Naquela semana havia notado que João andava mais quieto, mais 'apagado' como costumávamos dizer (quando dormia muito, não apresentava muitas reações aos estímulos...). Meu coração de mãe andava inquieto sem saber porque. João vinha de meses estáveis desde o inverno, mas estava apresentando uma hepatite farmacológica (causada pelo uso de medicações). Então na quarta ou quinta-feira (não lembro bem), durante os preparativos para o seu banho, na troca das fraldas a técnica de enfermagem percebeu sangue vivo nas fezes. Foi só ela continuar a limpeza e mexer um pouquinho mais nele que a hemorragia se apresentou. Perdeu muito sangue, ficou pálido. No dia seguinte pela manhã uma séria conversa com a médica que cuidava do João e eu entendi / compreendi que o fim estava começando.
O final de semana se arrastou. João recebeu um acesso central para receber medicações e soro sem importuná-lo e causar mais dor ainda. Aumentaram os sedativos para conforto. Não sei quantas horas passei lá naqueles dias, mas a minha impressão é de que o tempo havia parado. Eu e Fabiano rezamos bastante e estávamos com o coração ao mesmo tempo angustiado e tranquilo. João visivelmente estava cansado de sua luta. A saturação começou lentamente a diminuir, acompanhada dos batimentos cardíacos, precisou de mais ajuda do respirador.
Já entendiamos e aceitamos que haveria um limite desta intervenção de manutenção da vida do João. O respirador não passaria deste limite pois dali em diante causaria mais dor e dano. Este limite foi alcançado na segunda-feira pela manhã. Em alguns momentos eu rezava pedindo uma reação do João, em outros pedia que se terminasse seu sofrer.. por fim, pedia que a vontade de Deus se realizasse. Os alarmes e bib's foram desligados, os aparelhos funcionavam silenciosamente, para não trazer mais ansiedade àquele dia, por certo apitariam sem parar já que os níveis do Joãozinho já andavam bem abaixo dos parâmetros. O dia se arrastou.
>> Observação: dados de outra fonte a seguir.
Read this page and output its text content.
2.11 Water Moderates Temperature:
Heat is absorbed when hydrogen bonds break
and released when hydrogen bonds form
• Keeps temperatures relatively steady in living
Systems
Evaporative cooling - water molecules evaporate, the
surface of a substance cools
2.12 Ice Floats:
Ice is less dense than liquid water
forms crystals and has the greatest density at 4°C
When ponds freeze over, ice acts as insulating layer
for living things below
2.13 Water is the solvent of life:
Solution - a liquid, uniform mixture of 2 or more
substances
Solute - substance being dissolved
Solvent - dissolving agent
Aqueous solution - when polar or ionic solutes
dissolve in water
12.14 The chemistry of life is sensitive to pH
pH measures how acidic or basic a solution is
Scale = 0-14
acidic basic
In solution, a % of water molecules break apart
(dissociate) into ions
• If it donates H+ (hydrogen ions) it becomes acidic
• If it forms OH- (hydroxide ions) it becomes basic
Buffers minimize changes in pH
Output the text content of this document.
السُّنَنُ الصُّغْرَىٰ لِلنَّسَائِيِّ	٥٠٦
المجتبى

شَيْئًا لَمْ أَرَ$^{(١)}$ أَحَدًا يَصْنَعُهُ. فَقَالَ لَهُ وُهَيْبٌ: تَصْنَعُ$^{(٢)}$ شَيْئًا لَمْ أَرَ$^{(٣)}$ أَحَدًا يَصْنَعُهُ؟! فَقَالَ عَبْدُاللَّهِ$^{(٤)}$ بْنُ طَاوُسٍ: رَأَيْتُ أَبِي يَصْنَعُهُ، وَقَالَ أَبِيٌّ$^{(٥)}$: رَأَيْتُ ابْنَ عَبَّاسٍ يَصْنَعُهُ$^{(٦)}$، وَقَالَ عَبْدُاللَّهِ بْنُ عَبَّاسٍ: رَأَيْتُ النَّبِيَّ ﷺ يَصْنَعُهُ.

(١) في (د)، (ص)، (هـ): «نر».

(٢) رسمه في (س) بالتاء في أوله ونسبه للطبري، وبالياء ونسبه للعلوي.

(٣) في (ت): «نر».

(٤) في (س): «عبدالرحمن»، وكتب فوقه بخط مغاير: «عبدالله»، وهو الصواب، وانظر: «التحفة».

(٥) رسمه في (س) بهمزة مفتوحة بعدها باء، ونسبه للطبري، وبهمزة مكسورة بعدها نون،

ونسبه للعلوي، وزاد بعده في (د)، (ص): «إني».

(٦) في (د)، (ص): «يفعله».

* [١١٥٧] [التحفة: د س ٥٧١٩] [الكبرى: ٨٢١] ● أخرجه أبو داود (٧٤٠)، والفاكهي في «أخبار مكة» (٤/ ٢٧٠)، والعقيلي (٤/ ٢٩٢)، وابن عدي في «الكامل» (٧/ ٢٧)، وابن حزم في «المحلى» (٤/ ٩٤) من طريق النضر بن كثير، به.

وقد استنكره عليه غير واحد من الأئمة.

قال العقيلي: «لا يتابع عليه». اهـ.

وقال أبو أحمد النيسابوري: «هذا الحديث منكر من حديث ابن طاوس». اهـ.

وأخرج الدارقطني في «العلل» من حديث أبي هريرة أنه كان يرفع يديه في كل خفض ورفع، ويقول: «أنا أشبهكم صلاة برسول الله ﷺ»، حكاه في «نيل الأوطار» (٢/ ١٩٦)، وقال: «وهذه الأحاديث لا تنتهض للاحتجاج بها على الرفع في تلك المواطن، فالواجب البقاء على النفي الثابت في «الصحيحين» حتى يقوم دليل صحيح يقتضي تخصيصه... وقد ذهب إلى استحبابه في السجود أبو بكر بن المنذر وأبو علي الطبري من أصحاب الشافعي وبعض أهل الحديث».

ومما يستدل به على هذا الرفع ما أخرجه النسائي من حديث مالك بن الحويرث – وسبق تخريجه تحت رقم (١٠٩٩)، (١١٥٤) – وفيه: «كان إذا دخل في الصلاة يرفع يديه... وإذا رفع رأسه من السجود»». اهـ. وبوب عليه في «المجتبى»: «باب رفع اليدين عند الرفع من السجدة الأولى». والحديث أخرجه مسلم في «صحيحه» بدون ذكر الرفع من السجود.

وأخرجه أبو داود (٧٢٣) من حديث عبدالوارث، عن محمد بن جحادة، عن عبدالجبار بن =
A tarde liguei para o Fabiano e pedi que viesse direto do trabalho para o hospital. Eu o esperaria lá para conversarmos. Eu estava convicta a não mais deixar o João sozinho. Fabiano chegou ao hospital as seis e meia da tarde. A impressão que temos é que João o estava esperando. Ele entrou na UTI, conversamos, fez um carinho no João e saiu para falar ao celular (justamente sobre o Joãozinho). Eu estava com João, ao lado de seu leito. Percebi que a contagem dos batimentos estava muito baixa e a respiração muito fraca. Fiquei fazendo um carinho nos ruivos cabelos. A técnica de enfermagem se aproximou e eu apontei para o monitor e perguntei com alguma esperança 'será que tá funcionando?'. Ela olhou e saiu da sala para chamar o médico. Quando ele entrou, uma questão de segundos depois, já me encontrou cheia de lágrimas. Eu sabia que ele já tinha partido. Fabiano retornou chamado pela enfermeira, entra na sala enquanto o médico faz o exame, olhando para ele balanço a cabeça. Dr. Luciano, põe cuidadosamente o estetoscópio no pescoço como a ganhar um tempo de respiração. Seu olhar declara a morte de nosso Joãozinho. Ele não diz nada, estende sua mão e aperta a minha.
Só tinha mais um pedido a fazer: desejava abraçar meu filho nos braços sem nenhum fio ligado, sem aparelho algum, só nós, como nunca pude antes pegá-lo.
Não sei ao certo porque desejei contar isso aqui. As vezes tenho medo de esquecer.